← Glossary

Set point

Set point is the theory that your body has a weight range it actively defends, like a thermostat. Try to drop below it and the body pushes back — ramping up hunger, dialing down energy expenditure — to pull you back toward the defended range. It’s the single most useful mental model for understanding why weight loss is so hard to sustain, and where GLP-1s may fit.

What the theory explains

The set-point model accounts for a lot of frustrating, well-documented reality:

  • Why diets regain. Lose weight and your body increases the hunger hormone ghrelin, decreases the fullness hormone leptin, and lowers energy expenditure — a coordinated defense that persists for a long time.

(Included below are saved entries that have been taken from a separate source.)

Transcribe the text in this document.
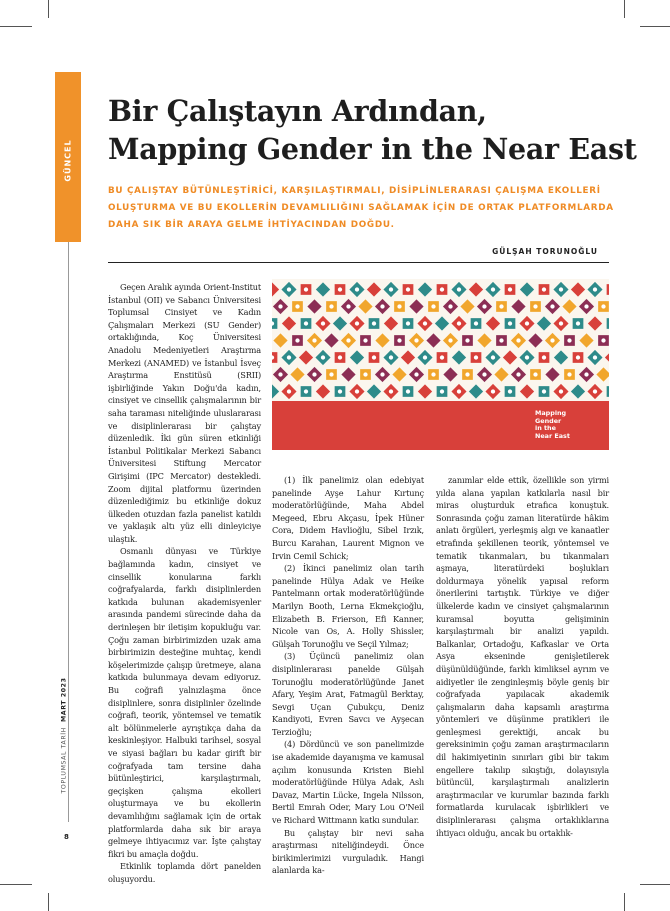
GÜNCEL
Bir Çalıştayın Ardından,
Mapping Gender in the Near East
BU ÇALIŞTAY BÜTÜNLEŞTİRİCİ, KARŞILAŞTIRMALI, DİSİPLİNLERARASI ÇALIŞMA EKOLLERİ
OLUŞTURMA VE BU EKOLLERİN DEVAMLILIĞINI SAĞLAMAK İÇİN DE ORTAK PLATFORMLARDA
DAHA SIK BİR ARAYA GELME İHTİYACINDAN DOĞDU.
GÜLŞAH TORUNOĞLU
Mapping
Gender
in the
Near East

Geçen Aralık ayında Orient-Institut İstanbul (OII) ve Sabancı Üniversitesi Toplumsal Cinsiyet ve Kadın Çalışmaları Merkezi (SU Gender) ortaklığında, Koç Üniversitesi Anadolu Medeniyetleri Araştırma Merkezi (ANAMED) ve İstanbul İsveç Araştırma Enstitüsü (SRII) işbirliğinde Yakın Doğu'da kadın, cinsiyet ve cinsellik çalışmalarının bir saha taraması niteliğinde uluslararası ve disiplinlerarası bir çalıştay düzenledik. İki gün süren etkinliği İstanbul Politikalar Merkezi Sabancı Üniversitesi Stiftung Mercator Girişimi (IPC Mercator) destekledi. Zoom dijital platformu üzerinden düzenlediğimiz bu etkinliğe dokuz ülkeden otuzdan fazla panelist katıldı ve yaklaşık altı yüz elli dinleyiciye ulaştık.

Osmanlı dünyası ve Türkiye bağlamında kadın, cinsiyet ve cinsellik konularına farklı coğrafyalarda, farklı disiplinlerden katkıda bulunan akademisyenler arasında pandemi sürecinde daha da derinleşen bir iletişim kopukluğu var. Çoğu zaman birbirimizden uzak ama birbirimizin desteğine muhtaç, kendi köşelerimizde çalışıp üretmeye, alana katkıda bulunmaya devam ediyoruz. Bu coğrafi yalnızlaşma önce disiplinlere, sonra disiplinler özelinde coğrafi, teorik, yöntemsel ve tematik alt bölünmelerle ayrıştıkça daha da keskinleşiyor. Halbuki tarihsel, sosyal ve siyasi bağları bu kadar girift bir coğrafyada tam tersine daha bütünleştirici, karşılaştırmalı, geçişken çalışma ekolleri oluşturmaya ve bu ekollerin devamlılığını sağlamak için de ortak platformlarda daha sık bir araya gelmeye ihtiyacımız var. İşte çalıştay fikri bu amaçla doğdu.

Etkinlik toplamda dört panelden oluşuyordu.

(1) İlk panelimiz olan edebiyat panelinde Ayşe Lahur Kırtunç moderatörlüğünde, Maha Abdel Megeed, Ebru Akçasu, İpek Hüner Cora, Didem Havlioğlu, Sibel Irzık, Burcu Karahan, Laurent Mignon ve Irvin Cemil Schick;

(2) İkinci panelimiz olan tarih panelinde Hülya Adak ve Heike Pantelmann ortak moderatörlüğünde Marilyn Booth, Lerna Ekmekçioğlu, Elizabeth B. Frierson, Efi Kanner, Nicole van Os, A. Holly Shissler, Gülşah Torunoğlu ve Seçil Yılmaz;

(3) Üçüncü panelimiz olan disiplinlerarası panelde Gülşah Torunoğlu moderatörlüğünde Janet Afary, Yeşim Arat, Fatmagül Berktay, Sevgi Uçan Çubukçu, Deniz Kandiyoti, Evren Savcı ve Ayşecan Terzioğlu;

(4) Dördüncü ve son panelimizde ise akademide dayanışma ve kamusal açılım konusunda Kristen Biehl moderatörlüğünde Hülya Adak, Aslı Davaz, Martin Lücke, Ingela Nilsson, Bertil Emrah Oder, Mary Lou O'Neil ve Richard Wittmann katkı sundular.

Bu çalıştay bir nevi saha araştırması niteliğindeydi. Önce birikimlerimizi vurguladık. Hangi alanlarda ka-

zanımlar elde ettik, özellikle son yirmi yılda alana yapılan katkılarla nasıl bir miras oluşturduk etrafıca konuştuk. Sonrasında çoğu zaman literatürde hâkim anlatı örgüleri, yerleşmiş algı ve kanaatler etrafında şekillenen teorik, yöntemsel ve tematik tıkanmaları, bu tıkanmaları aşmaya, literatürdeki boşlukları doldurmaya yönelik yapısal reform önerilerini tartıştık. Türkiye ve diğer ülkelerde kadın ve cinsiyet çalışmalarının kuramsal boyutta gelişiminin karşılaştırmalı bir analizi yapıldı. Balkanlar, Ortadoğu, Kafkaslar ve Orta Asya ekseninde genişletilerek düşünüldüğünde, farklı kimliksel ayrım ve aidiyetler ile zenginleşmiş böyle geniş bir coğrafyada yapılacak akademik çalışmaların daha kapsamlı araştırma yöntemleri ve düşünme pratikleri ile genleşmesi gerektiği, ancak bu gereksinimin çoğu zaman araştırmacıların dil hakimiyetinin sınırları gibi bir takım engellere takılıp sıkıştığı, dolayısıyla bütüncül, karşılaştırmalı analizlerin araştırmacılar ve kurumlar bazında farklı formatlarda kurulacak işbirlikleri ve disiplinlerarası çalışma ortaklıklarına ihtiyacı olduğu, ancak bu ortaklık-

8
TOPLUMSAL TARİH  MART 2023
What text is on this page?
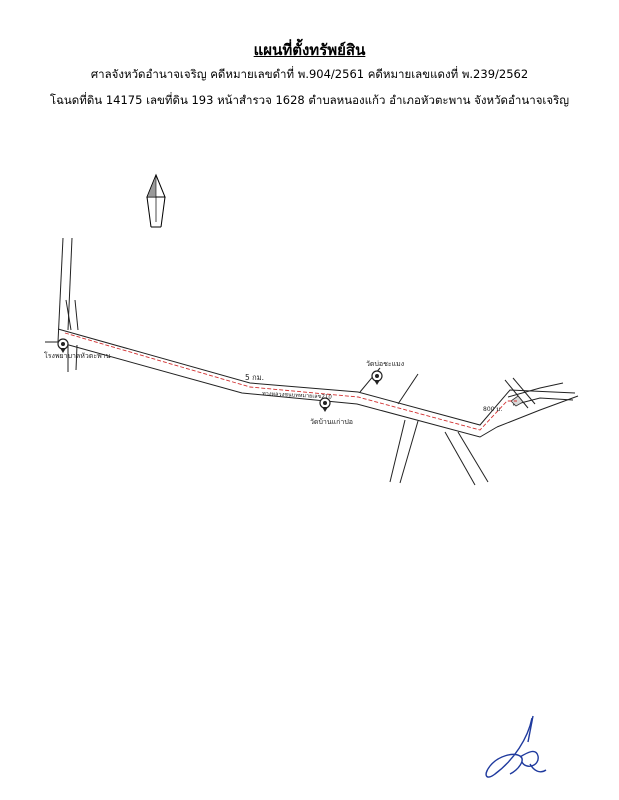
แผนที่ตั้งทรัพย์สิน
ศาลจังหวัดอำนาจเจริญ คดีหมายเลขดำที่ พ.904/2561 คดีหมายเลขแดงที่ พ.239/2562
โฉนดที่ดิน 14175 เลขที่ดิน 193 หน้าสำรวจ 1628 ตำบลหนองแก้ว อำเภอหัวตะพาน จังหวัดอำนาจเจริญ
โรงพยาบาลหัวตะพาน
วัดบ่อชะแมง
วัดบ้านแก่าปอ
5 กม.
800 ม.
ทางหลวงชนบทหมายเลข210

Willpower is fighting biology, and biology is patient (this is rebound weight gain in mechanism form).
  • Why plateaus happen as you approach the range your body will defend.
  • Why food noise gets louder exactly when you’re restricting — that’s the defense system turning up the volume.

The GLP-1 connection

Here’s the interesting part. One way to frame GLP-1 medications is that they may lower the defended set point — turning the thermostat down rather than just forcing you below an unchanged one. That would explain why losing weight on them feels less like a constant fight than dieting does, and why the loss holds while on the medication.

It also explains the flip side: stop the drug, and the set point (and its defenses) may return to where it was — which is the leading account of why weight comes back after stopping, and why maintenance is increasingly viewed as long-term, not temporary.

A caveat

Set point is a model, not a settled law — the exact biology is still debated, and it’s not a precise number you can measure. But as a framework for why weight is defended, why regain isn’t a moral failure, and why these drugs behave the way they do, it’s genuinely clarifying.